Ingredients:
- 1 tablespoon olive oil (15 ml)
- 1 large yellow onion, diced (approx. 1 1/2 cups / 150g)
- 2 cloves garlic, minced (approx. 1 teaspoon / 5g)
- 1 green bell pepper, diced (approx. 1 cup / 100g)
- 1 red bell pepper, diced (approx. 1 cup / 100g)
- 1 pound ground turkey (450g)
- 1 tablespoon chili powder (15 ml)
- 2 teaspoons ground cumin (10 ml)
- 1 teaspoon dried oregano (5 ml)
- 1/2 teaspoon smoked paprika (2.5 ml)
- 1/4 teaspoon cayenne pepper (1.25 ml) (optional, for heat)
- 1 (28 ounce) can crushed tomatoes (800g)
- 1 (15 ounce) can kidney beans, rinsed and drained (425g)
- 1 (15 ounce) can black beans, rinsed and drained (425g)

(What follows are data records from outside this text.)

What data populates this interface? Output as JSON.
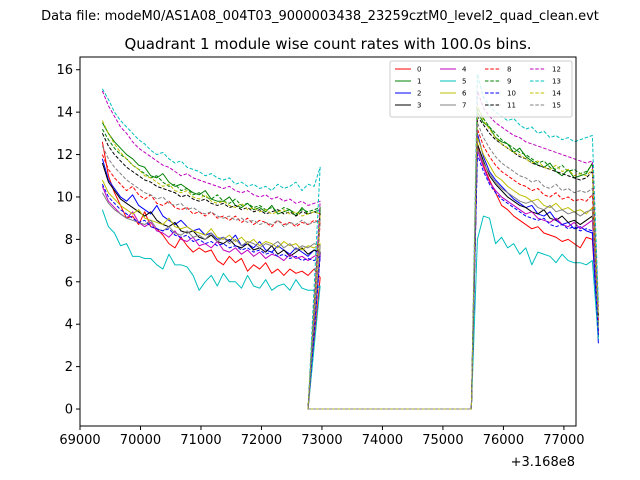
{
  "chart_data": {
    "type": "line",
    "suptitle": "Data file: modeM0/AS1A08_004T03_9000003438_23259cztM0_level2_quad_clean.evt",
    "title": "Quadrant 1 module wise count rates with 100.0s bins.",
    "xlabel": "",
    "ylabel": "",
    "x_offset_text": "+3.168e8",
    "xlim": [
      69000,
      77200
    ],
    "ylim": [
      -0.8,
      16.6
    ],
    "x_ticks": [
      69000,
      70000,
      71000,
      72000,
      73000,
      74000,
      75000,
      76000,
      77000
    ],
    "y_ticks": [
      0,
      2,
      4,
      6,
      8,
      10,
      12,
      14,
      16
    ],
    "x_tick_labels": [
      "69000",
      "70000",
      "71000",
      "72000",
      "73000",
      "74000",
      "75000",
      "76000",
      "77000"
    ],
    "y_tick_labels": [
      "0",
      "2",
      "4",
      "6",
      "8",
      "10",
      "12",
      "14",
      "16"
    ],
    "segment_start_x": 69370,
    "bin_width": 100,
    "gap_zero_range": [
      72770,
      75470
    ],
    "legend_position": "top-right",
    "series": [
      {
        "name": "0",
        "color": "#ff0000",
        "dash": "solid",
        "seg1": [
          12.6,
          11.0,
          10.2,
          9.6,
          9.0,
          9.1,
          8.7,
          9.3,
          8.6,
          8.5,
          8.2,
          7.8,
          7.6,
          8.1,
          7.7,
          7.4,
          7.6,
          7.4,
          7.5,
          7.0,
          6.8,
          7.2,
          6.9,
          7.1,
          6.5,
          6.8,
          6.6,
          6.9,
          6.4,
          6.6,
          6.3,
          6.6,
          6.4,
          6.5,
          6.3,
          6.6,
          6.2
        ],
        "seg2": [
          12.4,
          11.5,
          10.8,
          10.2,
          9.6,
          9.4,
          9.1,
          8.9,
          8.7,
          8.5,
          8.6,
          8.3,
          8.2,
          8.1,
          7.9,
          8.0,
          7.8,
          7.6,
          8.1,
          8.0,
          3.6
        ]
      },
      {
        "name": "1",
        "color": "#008000",
        "dash": "solid",
        "seg1": [
          13.5,
          13.0,
          12.6,
          12.3,
          12.0,
          11.8,
          11.5,
          11.4,
          11.0,
          10.9,
          11.1,
          10.7,
          10.5,
          10.6,
          10.4,
          10.2,
          10.1,
          10.3,
          9.9,
          9.8,
          9.8,
          10.0,
          9.6,
          9.5,
          9.7,
          9.4,
          9.5,
          9.3,
          9.6,
          9.2,
          9.3,
          9.4,
          9.1,
          9.5,
          9.2,
          9.3,
          9.4
        ],
        "seg2": [
          14.0,
          13.5,
          13.3,
          12.8,
          12.6,
          12.5,
          12.1,
          12.3,
          11.9,
          11.7,
          11.5,
          11.4,
          11.6,
          11.2,
          11.0,
          11.3,
          10.9,
          11.0,
          11.1,
          11.6,
          4.0
        ]
      },
      {
        "name": "2",
        "color": "#0000ff",
        "dash": "solid",
        "seg1": [
          11.8,
          10.8,
          10.4,
          10.0,
          9.8,
          10.1,
          9.6,
          9.4,
          9.2,
          9.6,
          9.1,
          8.9,
          8.7,
          8.9,
          8.6,
          8.4,
          8.5,
          8.2,
          8.3,
          8.0,
          8.1,
          7.9,
          8.2,
          7.7,
          7.8,
          7.6,
          7.9,
          7.5,
          7.4,
          7.7,
          7.5,
          7.3,
          7.6,
          7.4,
          7.2,
          7.5,
          7.3
        ],
        "seg2": [
          13.0,
          11.9,
          11.2,
          10.8,
          10.5,
          10.2,
          9.9,
          9.7,
          9.5,
          9.6,
          9.2,
          9.1,
          9.3,
          8.9,
          8.7,
          8.8,
          8.5,
          8.6,
          8.4,
          8.3,
          3.1
        ]
      },
      {
        "name": "3",
        "color": "#000000",
        "dash": "solid",
        "seg1": [
          11.6,
          10.7,
          10.3,
          9.9,
          9.7,
          9.5,
          9.3,
          9.1,
          9.3,
          8.9,
          8.7,
          8.6,
          8.8,
          8.4,
          8.3,
          8.4,
          8.1,
          8.0,
          8.2,
          7.9,
          7.8,
          8.0,
          7.7,
          7.6,
          7.8,
          7.5,
          7.6,
          7.4,
          7.7,
          7.3,
          7.5,
          7.2,
          7.4,
          7.6,
          7.3,
          7.5,
          7.4
        ],
        "seg2": [
          12.5,
          11.7,
          11.0,
          10.6,
          10.3,
          10.0,
          9.8,
          9.6,
          9.5,
          9.3,
          9.2,
          9.4,
          9.0,
          8.9,
          9.1,
          8.8,
          8.9,
          8.7,
          8.9,
          9.1,
          3.4
        ]
      },
      {
        "name": "4",
        "color": "#bf00bf",
        "dash": "solid",
        "seg1": [
          10.5,
          9.8,
          9.5,
          9.2,
          9.0,
          9.3,
          8.8,
          8.6,
          8.8,
          8.4,
          8.3,
          8.1,
          8.4,
          8.0,
          7.9,
          8.1,
          7.7,
          7.8,
          7.6,
          7.9,
          7.5,
          7.4,
          7.6,
          7.3,
          7.5,
          7.2,
          7.4,
          7.1,
          7.3,
          7.2,
          7.0,
          7.3,
          7.1,
          7.2,
          7.0,
          7.2,
          7.3
        ],
        "seg2": [
          12.2,
          11.4,
          10.7,
          10.3,
          10.0,
          9.8,
          9.6,
          9.4,
          9.2,
          9.3,
          9.0,
          8.9,
          8.8,
          9.0,
          8.7,
          8.6,
          8.8,
          8.5,
          8.7,
          8.9,
          3.6
        ]
      },
      {
        "name": "5",
        "color": "#00bfbf",
        "dash": "solid",
        "seg1": [
          9.4,
          8.6,
          8.3,
          7.7,
          7.8,
          7.2,
          7.2,
          7.1,
          7.1,
          6.8,
          6.6,
          7.3,
          6.8,
          6.8,
          6.7,
          6.3,
          5.6,
          6.0,
          6.3,
          5.8,
          6.4,
          6.0,
          6.0,
          5.7,
          6.3,
          5.8,
          5.7,
          6.1,
          5.6,
          5.8,
          5.9,
          5.6,
          6.1,
          5.7,
          5.6,
          5.6,
          5.8
        ],
        "seg2": [
          8.0,
          9.1,
          9.0,
          7.8,
          8.1,
          7.6,
          7.8,
          7.3,
          7.6,
          6.8,
          7.4,
          7.3,
          7.2,
          6.9,
          7.3,
          7.0,
          6.9,
          6.9,
          6.8,
          7.0,
          3.3
        ]
      },
      {
        "name": "6",
        "color": "#bfbf00",
        "dash": "solid",
        "seg1": [
          10.8,
          10.2,
          9.9,
          9.6,
          9.4,
          9.2,
          9.4,
          9.0,
          8.9,
          8.8,
          8.7,
          9.0,
          8.6,
          8.5,
          8.6,
          8.4,
          8.3,
          8.2,
          8.5,
          8.1,
          8.0,
          8.2,
          7.9,
          8.1,
          7.8,
          8.0,
          7.7,
          7.9,
          7.8,
          7.6,
          7.9,
          7.7,
          7.8,
          7.5,
          7.7,
          7.6,
          7.8
        ],
        "seg2": [
          12.8,
          12.0,
          11.5,
          11.0,
          10.8,
          10.5,
          10.3,
          10.1,
          10.0,
          9.8,
          9.9,
          9.6,
          9.5,
          9.7,
          9.4,
          9.5,
          9.3,
          9.4,
          9.2,
          9.5,
          3.9
        ]
      },
      {
        "name": "7",
        "color": "#808080",
        "dash": "solid",
        "seg1": [
          10.2,
          9.7,
          9.4,
          9.2,
          9.0,
          8.9,
          8.8,
          8.7,
          8.9,
          8.5,
          8.4,
          8.6,
          8.3,
          8.2,
          8.4,
          8.1,
          8.2,
          8.0,
          8.3,
          7.9,
          8.1,
          7.8,
          8.0,
          7.7,
          7.9,
          7.8,
          7.6,
          7.8,
          7.7,
          7.9,
          7.6,
          7.8,
          7.5,
          7.7,
          7.6,
          7.8,
          7.7
        ],
        "seg2": [
          12.3,
          11.6,
          11.1,
          10.7,
          10.4,
          10.2,
          10.0,
          9.8,
          9.7,
          9.8,
          9.5,
          9.4,
          9.6,
          9.3,
          9.4,
          9.2,
          9.3,
          9.1,
          9.3,
          9.4,
          3.7
        ]
      },
      {
        "name": "8",
        "color": "#ff0000",
        "dash": "dashed",
        "seg1": [
          12.0,
          11.3,
          10.9,
          10.6,
          10.3,
          10.5,
          10.1,
          9.9,
          10.1,
          9.7,
          9.6,
          9.8,
          9.5,
          9.4,
          9.5,
          9.2,
          9.3,
          9.1,
          9.3,
          9.0,
          9.1,
          8.9,
          9.1,
          8.8,
          9.0,
          8.7,
          8.9,
          8.8,
          8.6,
          8.9,
          8.7,
          8.8,
          8.6,
          8.8,
          8.7,
          8.9,
          8.8
        ],
        "seg2": [
          13.2,
          12.4,
          11.9,
          11.5,
          11.2,
          11.0,
          10.8,
          10.6,
          10.5,
          10.3,
          10.4,
          10.1,
          10.0,
          10.2,
          9.9,
          10.0,
          9.8,
          9.9,
          9.8,
          10.1,
          4.2
        ]
      },
      {
        "name": "9",
        "color": "#008000",
        "dash": "dashed",
        "seg1": [
          13.2,
          12.7,
          12.3,
          12.0,
          11.8,
          11.5,
          11.3,
          11.1,
          10.9,
          11.0,
          10.7,
          10.5,
          10.6,
          10.3,
          10.4,
          10.1,
          10.2,
          10.0,
          9.9,
          10.1,
          9.8,
          9.7,
          9.9,
          9.6,
          9.7,
          9.5,
          9.6,
          9.4,
          9.5,
          9.3,
          9.5,
          9.4,
          9.2,
          9.4,
          9.3,
          9.4,
          9.5
        ],
        "seg2": [
          14.2,
          13.7,
          13.3,
          13.0,
          12.7,
          12.5,
          12.3,
          12.1,
          12.0,
          11.8,
          11.6,
          11.7,
          11.4,
          11.3,
          11.5,
          11.2,
          11.3,
          11.1,
          11.2,
          11.5,
          4.3
        ]
      },
      {
        "name": "10",
        "color": "#0000ff",
        "dash": "dashed",
        "seg1": [
          10.6,
          10.0,
          9.7,
          9.4,
          9.2,
          9.0,
          8.8,
          8.9,
          8.6,
          8.5,
          8.4,
          8.5,
          8.2,
          8.1,
          8.2,
          7.9,
          8.0,
          7.8,
          7.9,
          7.7,
          7.8,
          7.6,
          7.7,
          7.5,
          7.6,
          7.4,
          7.5,
          7.3,
          7.4,
          7.2,
          7.3,
          7.1,
          7.2,
          7.0,
          7.1,
          7.0,
          7.2
        ],
        "seg2": [
          12.0,
          11.2,
          10.6,
          10.2,
          9.9,
          9.7,
          9.5,
          9.3,
          9.1,
          9.0,
          8.9,
          9.0,
          8.7,
          8.6,
          8.7,
          8.5,
          8.6,
          8.4,
          8.5,
          8.4,
          3.5
        ]
      },
      {
        "name": "11",
        "color": "#000000",
        "dash": "dashed",
        "seg1": [
          13.0,
          12.4,
          12.0,
          11.7,
          11.4,
          11.2,
          11.0,
          10.8,
          10.7,
          10.5,
          10.4,
          10.3,
          10.2,
          10.0,
          10.1,
          9.9,
          9.8,
          9.9,
          9.7,
          9.6,
          9.7,
          9.5,
          9.6,
          9.4,
          9.5,
          9.3,
          9.4,
          9.2,
          9.3,
          9.4,
          9.2,
          9.3,
          9.1,
          9.3,
          9.2,
          9.3,
          9.2
        ],
        "seg2": [
          13.8,
          13.4,
          13.0,
          12.7,
          12.5,
          12.3,
          12.1,
          11.9,
          11.8,
          11.6,
          11.5,
          11.4,
          11.3,
          11.2,
          11.1,
          11.0,
          10.9,
          10.8,
          10.9,
          11.2,
          4.4
        ]
      },
      {
        "name": "12",
        "color": "#bf00bf",
        "dash": "dashed",
        "seg1": [
          15.0,
          14.3,
          13.8,
          13.3,
          13.0,
          12.6,
          12.3,
          12.1,
          11.9,
          11.7,
          11.5,
          11.4,
          11.2,
          11.0,
          11.1,
          10.9,
          10.8,
          10.7,
          10.6,
          10.5,
          10.4,
          10.5,
          10.3,
          10.2,
          10.3,
          10.1,
          10.0,
          10.1,
          9.9,
          10.0,
          9.8,
          9.9,
          9.7,
          9.8,
          9.6,
          9.7,
          9.8
        ],
        "seg2": [
          15.0,
          14.2,
          13.8,
          13.5,
          13.3,
          13.1,
          12.9,
          12.8,
          12.6,
          12.5,
          12.4,
          12.3,
          12.2,
          12.1,
          12.0,
          11.9,
          11.8,
          11.7,
          11.6,
          11.7,
          4.8
        ]
      },
      {
        "name": "13",
        "color": "#00bfbf",
        "dash": "dashed",
        "seg1": [
          15.1,
          14.6,
          14.0,
          13.6,
          13.3,
          13.0,
          12.7,
          12.5,
          12.2,
          12.0,
          12.1,
          11.8,
          11.6,
          11.7,
          11.4,
          11.3,
          11.2,
          11.0,
          11.1,
          10.9,
          10.8,
          10.9,
          10.6,
          10.7,
          10.5,
          10.6,
          10.4,
          10.5,
          10.3,
          10.6,
          10.4,
          10.5,
          10.7,
          10.3,
          10.6,
          10.5,
          11.4
        ],
        "seg2": [
          15.8,
          14.7,
          14.3,
          14.0,
          13.8,
          13.6,
          13.7,
          13.4,
          13.2,
          13.3,
          13.0,
          13.1,
          12.8,
          12.9,
          12.7,
          12.8,
          12.6,
          12.7,
          12.8,
          12.9,
          5.0
        ]
      },
      {
        "name": "14",
        "color": "#bfbf00",
        "dash": "dashed",
        "seg1": [
          13.6,
          13.0,
          12.5,
          12.1,
          11.8,
          11.5,
          11.3,
          11.0,
          10.9,
          10.7,
          10.5,
          10.6,
          10.3,
          10.2,
          10.3,
          10.0,
          9.9,
          10.1,
          9.8,
          9.7,
          9.8,
          9.6,
          9.5,
          9.7,
          9.4,
          9.5,
          9.3,
          9.4,
          9.2,
          9.3,
          9.4,
          9.2,
          9.3,
          9.1,
          9.2,
          9.3,
          9.2
        ],
        "seg2": [
          14.3,
          13.6,
          13.2,
          12.8,
          12.5,
          12.3,
          12.1,
          12.0,
          11.8,
          11.6,
          11.7,
          11.4,
          11.3,
          11.5,
          11.2,
          11.3,
          11.0,
          11.1,
          11.0,
          11.3,
          4.5
        ]
      },
      {
        "name": "15",
        "color": "#808080",
        "dash": "dashed",
        "seg1": [
          12.4,
          11.8,
          11.4,
          11.1,
          10.8,
          10.6,
          10.4,
          10.2,
          10.1,
          9.9,
          10.0,
          9.7,
          9.6,
          9.7,
          9.4,
          9.5,
          9.3,
          9.2,
          9.3,
          9.1,
          9.0,
          9.1,
          8.9,
          9.0,
          8.8,
          8.9,
          8.7,
          8.8,
          8.7,
          8.9,
          8.6,
          8.8,
          8.7,
          8.9,
          8.7,
          8.8,
          8.9
        ],
        "seg2": [
          13.5,
          12.8,
          12.3,
          11.9,
          11.6,
          11.4,
          11.2,
          11.0,
          10.9,
          10.7,
          10.8,
          10.5,
          10.4,
          10.6,
          10.3,
          10.4,
          10.2,
          10.3,
          10.2,
          10.4,
          4.1
        ]
      }
    ]
  }
}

- 1 cup chicken broth (240 ml)
- 1 teaspoon salt (5 ml), or to taste
- 1/2 teaspoon black pepper (2.5 ml), or to taste
- Shredded cheddar cheese (optional)
- Sour cream or Greek yogurt (optional)
- Chopped green onions (optional)
- Diced avocado (optional)
- Tortilla chips (optional)
Instructions:
- Heat olive oil in a large pot over medium heat. Add onion and cook until softened, about 5 minutes. Add garlic, green pepper, and red pepper; cook for another 3 minutes, until slightly softened.
- Add ground turkey to the pot and cook, breaking it up with a wooden spoon, until browned. Drain off any excess grease.
- Stir in chili powder, cumin, oregano, smoked paprika, and cayenne pepper (if using). Cook for 1 minute, until fragrant.
- Add crushed tomatoes, kidney beans, black beans, and chicken broth to the pot. Stir to combine.
- Bring the chili to a simmer, then reduce heat to low, cover, and cook for at least 30 minutes, or up to 1 hour, stirring occasionally. The longer it simmers, the better the flavors will meld.
- Season with salt and pepper to taste. Ladle into bowls and top with your favorite toppings.